After she flew to the UK to be with him, a man has admitted to killing a Canadian teenager he met
online.
Ashley Wadsworth, 19, paid a visit to the 23-year-old Jack Sepple and he fatally stabbed her.
On February 1, 2022, she was discovered unresponsive at a property on Tennyson Road in Chelmsford.
She died from “stab wounds to the chest” according to the inquest hearing.

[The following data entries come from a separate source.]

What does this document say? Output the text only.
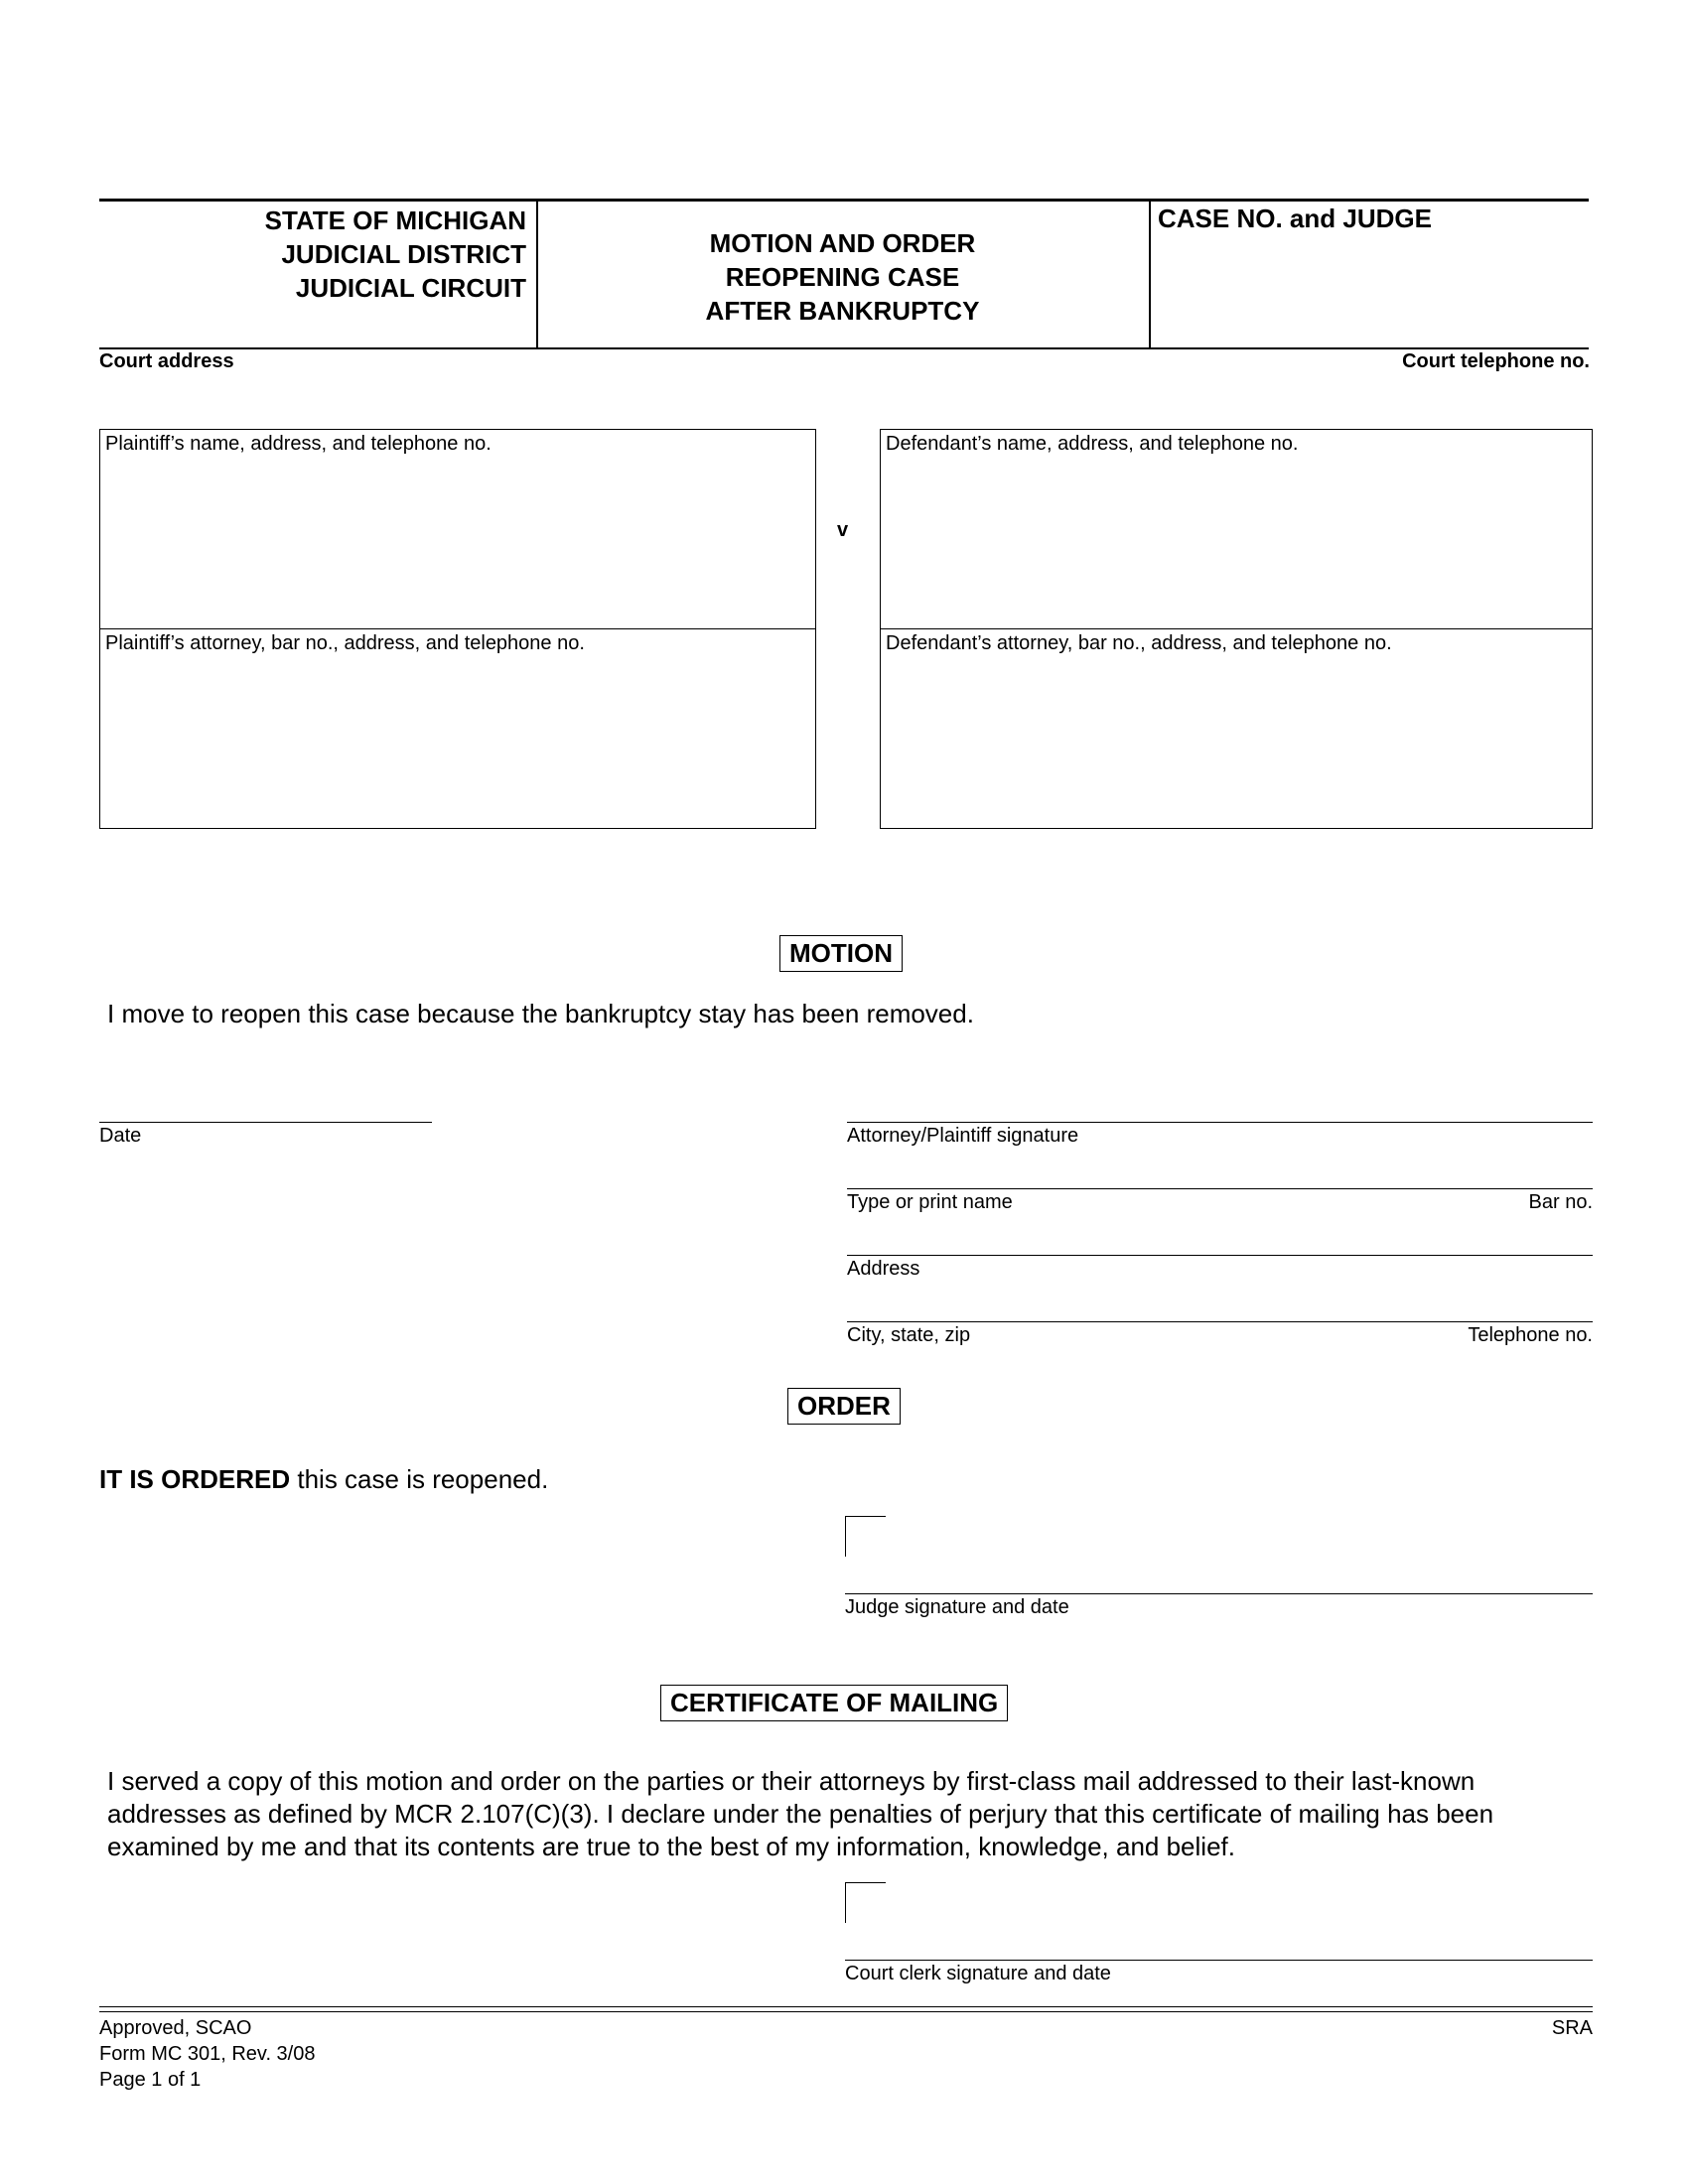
STATE OF MICHIGAN
JUDICIAL DISTRICT
JUDICIAL CIRCUIT
MOTION AND ORDER
REOPENING CASE
AFTER BANKRUPTCY
CASE NO. and JUDGE
Court address	Court telephone no.
Plaintiff’s name, address, and telephone no.
Plaintiff’s attorney, bar no., address, and telephone no.
v
Defendant’s name, address, and telephone no.
Defendant’s attorney, bar no., address, and telephone no.
MOTION
I move to reopen this case because the bankruptcy stay has been removed.
Date	Attorney/Plaintiff signature
Type or print name	Bar no.
Address
City, state, zip	Telephone no.
ORDER
IT IS ORDERED this case is reopened.
Judge signature and date
CERTIFICATE OF MAILING
I served a copy of this motion and order on the parties or their attorneys by first-class mail addressed to their last-known
addresses as defined by MCR 2.107(C)(3). I declare under the penalties of perjury that this certificate of mailing has been
examined by me and that its contents are true to the best of my information, knowledge, and belief.
Court clerk signature and date
Approved, SCAO
Form MC 301, Rev. 3/08
Page 1 of 1
SRA
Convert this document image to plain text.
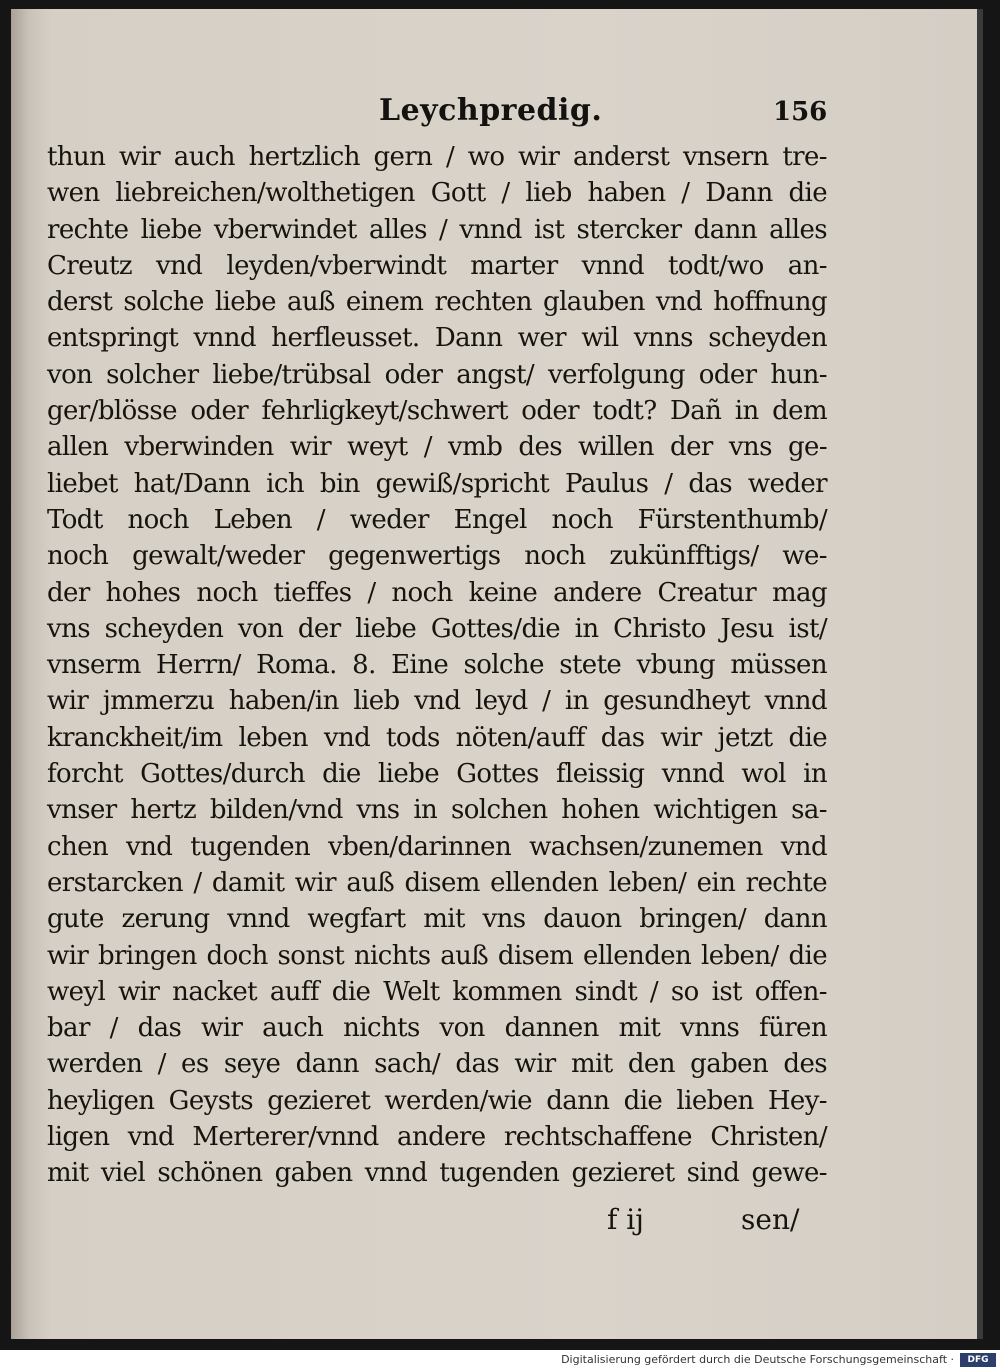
Leychpredig.	156
thun wir auch hertzlich gern / wo wir anderst vnsern tre-
wen liebreichen/wolthetigen Gott / lieb haben / Dann die
rechte liebe vberwindet alles / vnnd ist stercker dann alles
Creutz vnd leyden/vberwindt marter vnnd todt/wo an-
derst solche liebe auß einem rechten glauben vnd hoffnung
entspringt vnnd herfleusset. Dann wer wil vnns scheyden
von solcher liebe/trübsal oder angst/ verfolgung oder hun-
ger/blösse oder fehrligkeyt/schwert oder todt? Dañ in dem
allen vberwinden wir weyt / vmb des willen der vns ge-
liebet hat/Dann ich bin gewiß/spricht Paulus / das weder
Todt noch Leben / weder Engel noch Fürstenthumb/
noch gewalt/weder gegenwertigs noch zukünfftigs/ we-
der hohes noch tieffes / noch keine andere Creatur mag
vns scheyden von der liebe Gottes/die in Christo Jesu ist/
vnserm Herrn/ Roma. 8. Eine solche stete vbung müssen
wir jmmerzu haben/in lieb vnd leyd / in gesundheyt vnnd
kranckheit/im leben vnd tods nöten/auff das wir jetzt die
forcht Gottes/durch die liebe Gottes fleissig vnnd wol in
vnser hertz bilden/vnd vns in solchen hohen wichtigen sa-
chen vnd tugenden vben/darinnen wachsen/zunemen vnd
erstarcken / damit wir auß disem ellenden leben/ ein rechte
gute zerung vnnd wegfart mit vns dauon bringen/ dann
wir bringen doch sonst nichts auß disem ellenden leben/ die
weyl wir nacket auff die Welt kommen sindt / so ist offen-
bar / das wir auch nichts von dannen mit vnns füren
werden / es seye dann sach/ das wir mit den gaben des
heyligen Geysts gezieret werden/wie dann die lieben Hey-
ligen vnd Merterer/vnnd andere rechtschaffene Christen/
mit viel schönen gaben vnnd tugenden gezieret sind gewe-
f ij	sen/
Digitalisierung gefördert durch die Deutsche Forschungsgemeinschaft ·	DFG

Sepple was taken into custody on the spot and later accused of killing Miss Wadsworth.
Today, September 7, he admitted the charge at Chelmsford Crown Court in Essex.
Ms. Wadsworth had traveled on a six-month tourist visa from Vernon, British Columbia.
When she first arrived in the United Kingdom in November of last year, her great aunt Tova Wadsworth
said that she was on the “trip of a lifetime”.
During today’s brief hearing, Sepple’s attorney claimed that a psychiatrist had advised the defendant to
enter a plea.
Sepple, standing in the secure dock wearing a long white sleeved top and sporting tattoos on his face
and hand, responded as the court clerk read the single murder charge: “I’m to blame.”
Sepple was told by Judge Christopher Morgan: “There is only one possible punishment for your guilty
plea to murder, and that is a life sentence”.
He remanded the defendant in custody until an administratively determined date for his sentencing.
Similar incidents have occurred, and it looks like they won’t stop anytime soon. According to information
provided by other news organizations, Sapple is currently being held by the police and will be subject to
the appropriate punishment once his trial is concluded.